Como a primeira parte não traz critério algum de avaliação, parece inevitável a conclusão de que a reavaliação deve ser feita com base na projeção do valor da área pública quando incorporada ao terreno lindeiro (segunda parte). Já a avaliação dos impactos e benefícios urbanísticos (terceira parte) não parece constituir um aspecto autônomo, que possa ensejar a necessidade de uma avaliação em apartado - para a qual, aliás, o DGPI afirma não ter competência. Na verdade, ao fazer a reavaliação considerando a área unificada (segundo elemento), o órgão competente já levará em conta a situação urbanística final, incluindo, assim, os impactos e benefícios gerados pela unificação, que tiveram efeito sobre o valor do terreno resultante. Em outras palavras: ao apurar o valor do bem segundo a situação final resultante da fusão, o órgão competente já estará considerando os impactos e benefícios urbanísticos correspondentes, uma vez que a consideração do objeto hipotético para avaliação - o lote futuro, resultante da unificação - já abarcaria, em si, todos os efeitos urbanísticos práticos dessa incorporação entre os lotes sobre o valor do imóvel vizinho, não havendo outras repercussões, nem mesmo em tese, que pudessem ser consideradas em separado.
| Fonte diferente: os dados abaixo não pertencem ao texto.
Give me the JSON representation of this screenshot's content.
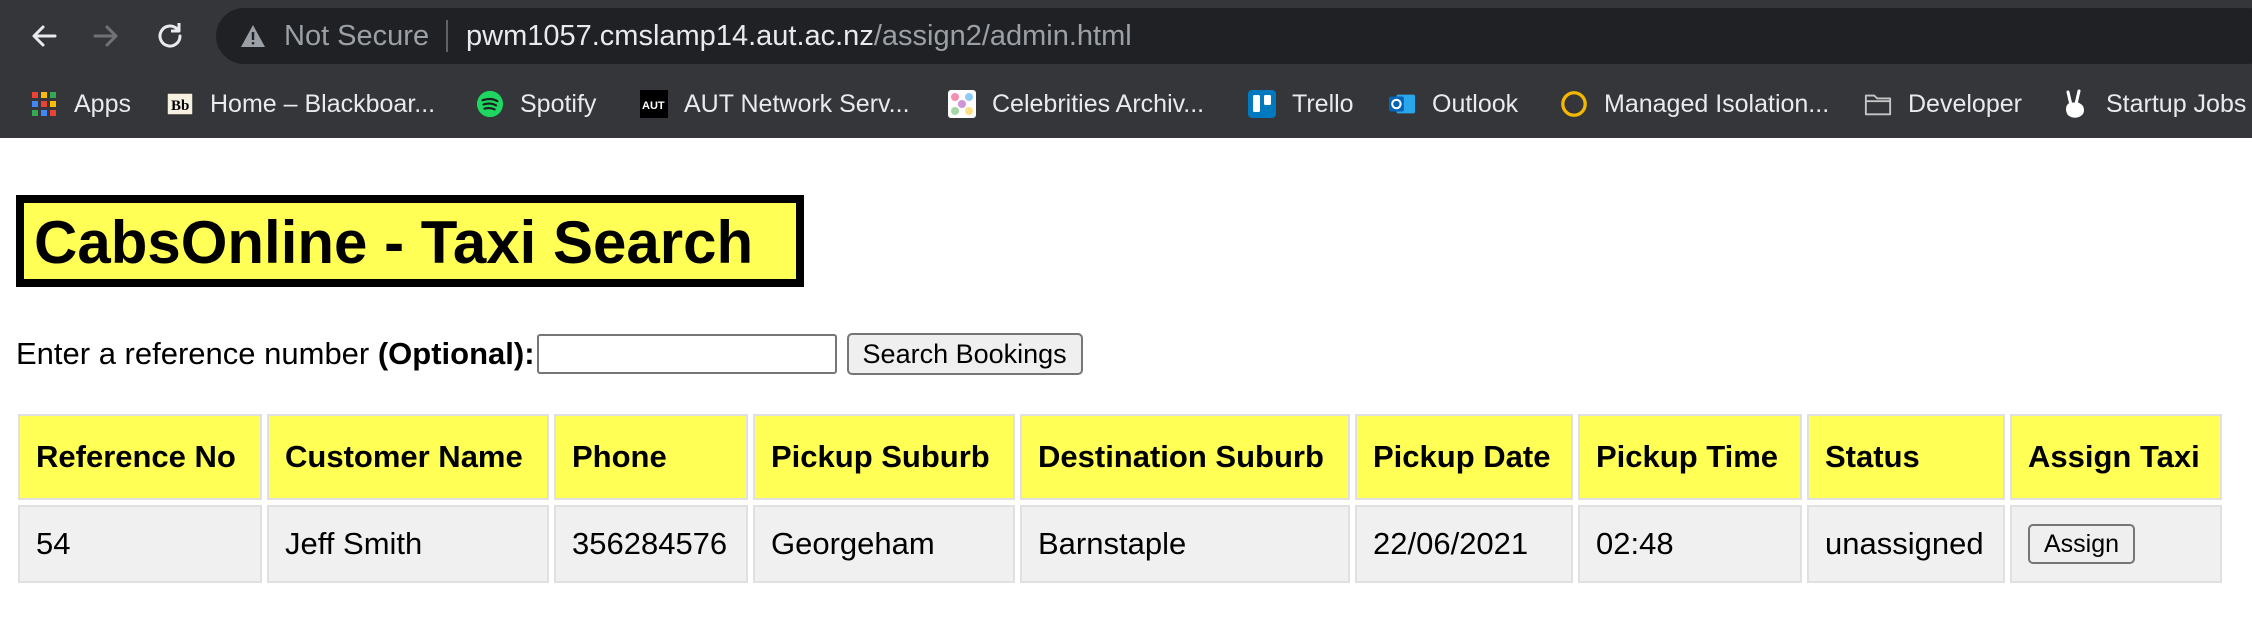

No entanto, não parece que a avaliação efetuada tenha levado em conta a referida projeção da unificação, nem os impactos e benefícios correspondentes. De fato, o raciocínio empreendido, ao que parece, foi o de apurar proporcionalmente o valor da área pública no imóvel resultante da unificação hipotética. No entanto, isso não parece atender ao preceito em questão. Para apurar, de fato, a projeção da unificação e seus respectivos impactos e benefícios, seria preciso avaliar o lote lindeiro segundo as duas configurações a serem comparadas: a atual e a que resultaria da incorporação da área pública. A diferença entre os valores é que constituiria a projeção econômica dessa incorporação, correspondendo aos impactos e benefícios que dela resultariam.

Por ocasião da reavaliação, DGPI deverá justificar a metragem adotada para o imóvel resultante, observado que não parece usual que as medidas reais sejam exatamente iguais às registrárias, exceto quando realizado um procedimento de retificação de área. Por outro lado, aparentemente não está demonstrado que os ângulos do terreno ensejariam uma apuração de sua área apenas com base na multiplicação das dimensões lineares laterais. De outra parte, deverão ser identificados todos os lotes aptos a tal unificação, por estarem no domínio de um mesmo proprietário lindeiro, valendo observar que a planta de fls. 32 não inclui o imóvel do n. 57 da Rua Imbó, que também é de titularidade da empresa Acre Incorporações e Emprendimentos Ltda. (fls. 356, cf. indicação feita às fls. 535) e se mostra essencial, aliás, para que se considere ter a área pública um único confrontante. Tendo em vista esse imóvel, por sinal, a comparação a ser realizada deverá referir-se, de um lado, à situação futura hipotética, decorrente da unificação, e, de outro, a dois imóveis ainda descontínuos, separados para área municipal - cujo valor deverá ser considerado em conjunto para apuração da diferença em relação ao da área unificada.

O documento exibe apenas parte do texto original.